Doctor Johansson was my court-appointed psychiatrist. His statement about my health (said without preamble) raised the curtain on this, the Second Act of our one-room drama. This was when I’d midwife things forward. When I’d make palimpsests of our First Act for those who’d have access to records of our exchanges only from this moment on, due to the red tape thickets of court bureaucracy. By now, Johansson was used to my hijacking his professional rhetoric (even, at times, setting his own rhetoric aside). He struck me as a nice person who knew to not take my
Doctor Phil
-flavoured parries personally. He wore on his tweed sleeve his rich liberal’s need to help people like me. His voice was soothing and unsettling, like HAL’s in
2001
. (
—I really think you should take a stress pill and think this over, Dave.
) Thoughtful sessions of white wine and NPR programming no doubt filled his evenings, and World Music no doubt filled his CD collection, stacked alphabetically on a teak rack from Pier One. Past his Brahmin demeanour glowed a warmth incongruous as the big, Mr.-Potter-from-
It’s-a-Wonderful-Life
wooden desk he sat behind in this sterile, fluorescent-lit room. By his desk squatted a dishwasher-sized air filter that seemed placed to pull smoke from the grandfatherly pipe he never lit, but always held.

—I have your medical records here, Dean.

—You spoke to Doctor Baker, back home? How’s he doing? I said, for the benefit of the polite mirror that, unlike any other audience, wouldn’t cough or shift chairs. And for the benefit of the underpaid hacks and interns at CourtTV who’d never get access to the files Doctor Johansson held, but who should know the name and location of Doctor Baker for the sake of a supplementary interview or two.

—I didn’t speak to Doctor Baker. The records were faxed last night by your lawyer.
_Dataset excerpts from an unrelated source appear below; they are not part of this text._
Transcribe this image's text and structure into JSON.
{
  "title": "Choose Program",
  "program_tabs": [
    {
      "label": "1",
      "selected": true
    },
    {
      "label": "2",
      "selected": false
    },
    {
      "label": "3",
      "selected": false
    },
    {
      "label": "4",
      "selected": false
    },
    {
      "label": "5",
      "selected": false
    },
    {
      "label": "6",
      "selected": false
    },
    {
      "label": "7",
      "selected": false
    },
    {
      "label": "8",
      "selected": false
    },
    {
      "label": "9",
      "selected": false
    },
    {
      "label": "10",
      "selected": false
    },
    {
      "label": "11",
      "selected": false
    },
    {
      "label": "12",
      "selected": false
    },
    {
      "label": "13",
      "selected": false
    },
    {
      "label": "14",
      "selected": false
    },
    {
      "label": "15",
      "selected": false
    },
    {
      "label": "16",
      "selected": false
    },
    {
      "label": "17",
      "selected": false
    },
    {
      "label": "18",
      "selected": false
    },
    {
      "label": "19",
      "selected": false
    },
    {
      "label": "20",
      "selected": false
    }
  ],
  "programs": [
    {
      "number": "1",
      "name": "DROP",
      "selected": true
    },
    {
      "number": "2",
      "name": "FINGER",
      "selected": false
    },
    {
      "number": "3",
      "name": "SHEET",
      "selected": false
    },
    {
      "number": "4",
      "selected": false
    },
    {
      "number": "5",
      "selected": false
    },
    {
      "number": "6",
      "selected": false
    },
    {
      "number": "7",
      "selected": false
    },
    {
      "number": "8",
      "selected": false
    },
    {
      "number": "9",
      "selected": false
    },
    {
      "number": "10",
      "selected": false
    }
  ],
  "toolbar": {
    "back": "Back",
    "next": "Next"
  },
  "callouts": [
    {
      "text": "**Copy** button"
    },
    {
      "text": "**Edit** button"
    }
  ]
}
—I . . . left instructions they should be made available if I were arrested.

I shifted noisily in my as-yet-to-grow-warm metal chair and smiled; my chest twinged, as if I were waterlogged from a day of swimming. Things dimmed, the way they do when you step into the shadow of a great church on a sunny day. Seated, I crossed thresholds again . . . perhaps this time, not alone.

Doctor Johansson chewed his lip that clearly craved the stem of his pipe.

—You planned? For your arrest? We’d thought it was your lawyer’s idea to send the records. . . .

—No. Mr. Seltzer followed my instructions. I try not to do anything slipshod.

The lighting of our little one-room drama continued to dusk in my sight as I inflected my role, and floated my lawyer’s name to our silver-eyed audience . . . my public defender’s name was in the papers. The mirror is a hungry audience, even when a camera doesn’t lurk behind it. Its gaze is a prison that never blinks. And it’s ever-greedy to see and to inflict wounds. Torn bodies. Torn psyches. The mirror savours both. So does the lens, and the mirror-dulled eyes the lens summons.

—Slipshod?

—You have my records. I’ll be dead by spring. No time for subpoenas and all that Paul Drake stuff.

—Ahh . . . Paul Drake?

—He’s the detective Perry Mason hired to do leg work.

—I see. About your cancer . . .

—I feel fine. Thank you. My digestion’s okay. But I should be on a bland diet. Then it’s weeks before my stomach, pancreas and liver give out.

—And you know, he said, running his thumb along the folder holding my medical records as if testing the keen of a razor, —that there’s no way to get your case to trial before you die.

I’d known Doctor Johansson was no fool before I’d met him, and had researched who’d likely be assigned my case, should I be arrested in the jurisdiction in which I had been. His few publications were quite good, and his dissertation was better than the limp-dicked work of his graduate advisor. He understood, though not the way I did, that the Second Act curtain had been raised. It was time for our interaction to change as would that of two smoking-jacketed characters in an Ibsen play. So he stated the obvious, referring to the figurative pistols we’d placed on the mantel in our First Act. He knew he had to be bluntly certain of the implications of what we were saying, and to gauge how to adjust his interaction. As would any actor, for whom
listening
is the most vital skill, I followed his cue.